Все студенты его обожали. Он всем помогал, никого не валил на зачетах и экзаменах, и вообще был человеком очень и очень достойным, справедливым и добрым.
Сидоров работал в гематологической лаборатории и озвучил фразу о бюретке профессору. С интонациями и обертонами. У него это хорошо получалось. Через день профессор признался Сидорову:
- Я зашёл в лифт, вспомнил про "хьто ты доихь" и стал хохотать. И корчился в хохоте, и не смог нажать на свой этаж. Так меня в лифте и вызвали на этаж выше, беспомощного и хохочащего. Я уж потом по лестнице спустился.
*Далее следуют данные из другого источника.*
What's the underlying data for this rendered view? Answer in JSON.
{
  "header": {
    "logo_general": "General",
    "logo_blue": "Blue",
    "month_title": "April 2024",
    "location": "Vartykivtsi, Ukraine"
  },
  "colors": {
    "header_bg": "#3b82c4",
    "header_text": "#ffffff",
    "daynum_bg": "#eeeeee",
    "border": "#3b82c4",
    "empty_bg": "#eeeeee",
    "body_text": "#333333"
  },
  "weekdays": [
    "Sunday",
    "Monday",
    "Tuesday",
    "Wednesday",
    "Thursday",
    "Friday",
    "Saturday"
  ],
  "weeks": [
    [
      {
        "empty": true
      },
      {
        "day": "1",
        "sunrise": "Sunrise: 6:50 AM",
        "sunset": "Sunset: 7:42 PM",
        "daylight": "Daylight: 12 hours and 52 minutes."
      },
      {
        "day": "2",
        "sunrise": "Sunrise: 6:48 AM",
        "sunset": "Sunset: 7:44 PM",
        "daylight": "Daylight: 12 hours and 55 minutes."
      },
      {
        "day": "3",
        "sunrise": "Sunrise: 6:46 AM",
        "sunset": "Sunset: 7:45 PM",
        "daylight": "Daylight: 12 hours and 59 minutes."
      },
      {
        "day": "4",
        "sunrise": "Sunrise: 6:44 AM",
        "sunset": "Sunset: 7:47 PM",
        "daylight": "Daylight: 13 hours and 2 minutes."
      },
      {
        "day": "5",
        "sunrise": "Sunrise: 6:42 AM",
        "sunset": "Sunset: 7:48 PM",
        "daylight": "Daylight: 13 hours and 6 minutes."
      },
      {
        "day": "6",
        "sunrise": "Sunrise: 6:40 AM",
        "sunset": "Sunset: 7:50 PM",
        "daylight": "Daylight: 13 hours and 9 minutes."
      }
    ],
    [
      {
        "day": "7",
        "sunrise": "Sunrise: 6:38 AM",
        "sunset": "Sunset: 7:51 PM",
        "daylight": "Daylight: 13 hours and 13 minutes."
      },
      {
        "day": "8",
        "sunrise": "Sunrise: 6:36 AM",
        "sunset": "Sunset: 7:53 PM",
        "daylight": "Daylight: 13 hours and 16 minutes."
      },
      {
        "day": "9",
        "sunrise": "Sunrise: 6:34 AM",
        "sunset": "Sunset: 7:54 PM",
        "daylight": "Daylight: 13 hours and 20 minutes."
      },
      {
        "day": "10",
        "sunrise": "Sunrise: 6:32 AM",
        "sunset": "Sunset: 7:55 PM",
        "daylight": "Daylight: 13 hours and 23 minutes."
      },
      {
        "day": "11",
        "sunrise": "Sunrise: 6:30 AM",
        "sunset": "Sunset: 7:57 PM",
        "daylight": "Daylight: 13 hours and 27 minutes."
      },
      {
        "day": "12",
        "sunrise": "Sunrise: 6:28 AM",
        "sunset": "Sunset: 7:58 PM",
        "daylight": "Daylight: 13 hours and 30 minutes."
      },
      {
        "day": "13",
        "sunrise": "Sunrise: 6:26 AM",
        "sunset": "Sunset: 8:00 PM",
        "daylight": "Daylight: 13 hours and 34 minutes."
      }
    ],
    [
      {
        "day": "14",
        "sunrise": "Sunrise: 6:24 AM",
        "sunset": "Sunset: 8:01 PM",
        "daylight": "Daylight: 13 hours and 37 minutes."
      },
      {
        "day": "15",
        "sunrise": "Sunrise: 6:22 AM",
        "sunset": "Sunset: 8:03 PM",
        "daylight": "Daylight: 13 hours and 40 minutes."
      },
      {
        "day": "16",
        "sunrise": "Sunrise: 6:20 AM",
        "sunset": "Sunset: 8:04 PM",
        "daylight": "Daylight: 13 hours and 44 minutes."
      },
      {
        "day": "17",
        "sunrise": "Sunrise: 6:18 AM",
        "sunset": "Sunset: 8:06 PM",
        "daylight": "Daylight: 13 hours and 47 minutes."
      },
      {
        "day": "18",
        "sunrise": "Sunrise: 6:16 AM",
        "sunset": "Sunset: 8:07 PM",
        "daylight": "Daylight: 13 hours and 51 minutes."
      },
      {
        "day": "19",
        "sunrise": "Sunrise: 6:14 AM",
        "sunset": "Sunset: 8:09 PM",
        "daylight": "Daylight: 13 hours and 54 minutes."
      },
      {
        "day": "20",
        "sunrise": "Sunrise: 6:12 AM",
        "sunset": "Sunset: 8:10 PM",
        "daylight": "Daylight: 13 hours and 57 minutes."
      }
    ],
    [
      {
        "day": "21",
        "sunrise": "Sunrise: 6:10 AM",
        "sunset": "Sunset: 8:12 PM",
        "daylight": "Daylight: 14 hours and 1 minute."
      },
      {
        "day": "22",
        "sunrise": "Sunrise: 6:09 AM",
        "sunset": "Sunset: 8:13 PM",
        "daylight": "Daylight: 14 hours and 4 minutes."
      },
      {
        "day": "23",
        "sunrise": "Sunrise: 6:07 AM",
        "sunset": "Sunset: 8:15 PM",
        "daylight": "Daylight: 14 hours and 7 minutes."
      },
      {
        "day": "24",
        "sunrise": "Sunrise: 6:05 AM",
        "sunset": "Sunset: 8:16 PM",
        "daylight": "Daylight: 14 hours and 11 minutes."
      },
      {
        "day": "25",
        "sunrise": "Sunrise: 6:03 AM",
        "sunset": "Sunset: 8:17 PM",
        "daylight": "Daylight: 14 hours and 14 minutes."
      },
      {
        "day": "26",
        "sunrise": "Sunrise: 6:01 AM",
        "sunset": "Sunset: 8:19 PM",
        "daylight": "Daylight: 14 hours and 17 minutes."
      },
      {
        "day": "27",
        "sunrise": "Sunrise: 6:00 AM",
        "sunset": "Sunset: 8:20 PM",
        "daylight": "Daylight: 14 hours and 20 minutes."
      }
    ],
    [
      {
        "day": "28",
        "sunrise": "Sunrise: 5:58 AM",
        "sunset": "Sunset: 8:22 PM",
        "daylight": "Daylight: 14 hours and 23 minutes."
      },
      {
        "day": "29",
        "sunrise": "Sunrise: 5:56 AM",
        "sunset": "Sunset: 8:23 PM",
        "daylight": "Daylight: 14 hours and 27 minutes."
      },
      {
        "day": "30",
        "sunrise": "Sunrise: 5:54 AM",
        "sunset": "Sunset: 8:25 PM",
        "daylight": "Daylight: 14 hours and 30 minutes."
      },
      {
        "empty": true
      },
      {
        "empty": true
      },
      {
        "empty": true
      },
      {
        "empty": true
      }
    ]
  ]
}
Как-то доцент Александр Семенович тащил огромную бутыль с бидистиллятом по кафедральному коридору. На лавке, мимо которой он проходил, сидел друг Сидорова, первокурсник, доктор Семашко. Правнук того самого. По всей вероятности с хорошего перепоя. Посмотрел он на доцента и задумчиво протянул:
- Вот идет Александр Семёнович. А ведь он не еврей...
Александр Семёнович остановился, вытер пот со лба и говорит:
- Хьпахибо, Хемахько.
Тут Семашко протрезвел:
- Не за что, Александр Семенович, - попробовал улыбнуться он, - вам помочь?

Ассистент кафедры анатомии Александр Петрович питал известную слабость к мужскому полу. Ходил он на негнущихся ногах, морщил лоб и делал губы бантиком. Когда разговаривал - характерно шепелявил, так что обмануться было невозможно. Студенты его прозвали Александрой Петровной. Однажды Семашко сидел в аудитории лицом к трупу и спиной к входной двери и орал что было дури:
- Петровна голубой! Петровна голубой!
В это время заходит сам Александр Петрович и ласково со спины спрашивает у него:
- Ну кто голубой-то?
Семашко испуганно обернулся:
- Не, Александр Петрович, вы не голубой...
Ассистент Александр Петрович любил Семашко. Всем на семинарах ставил двойки, а Семашко - трояк, хотя он знал меньше всех.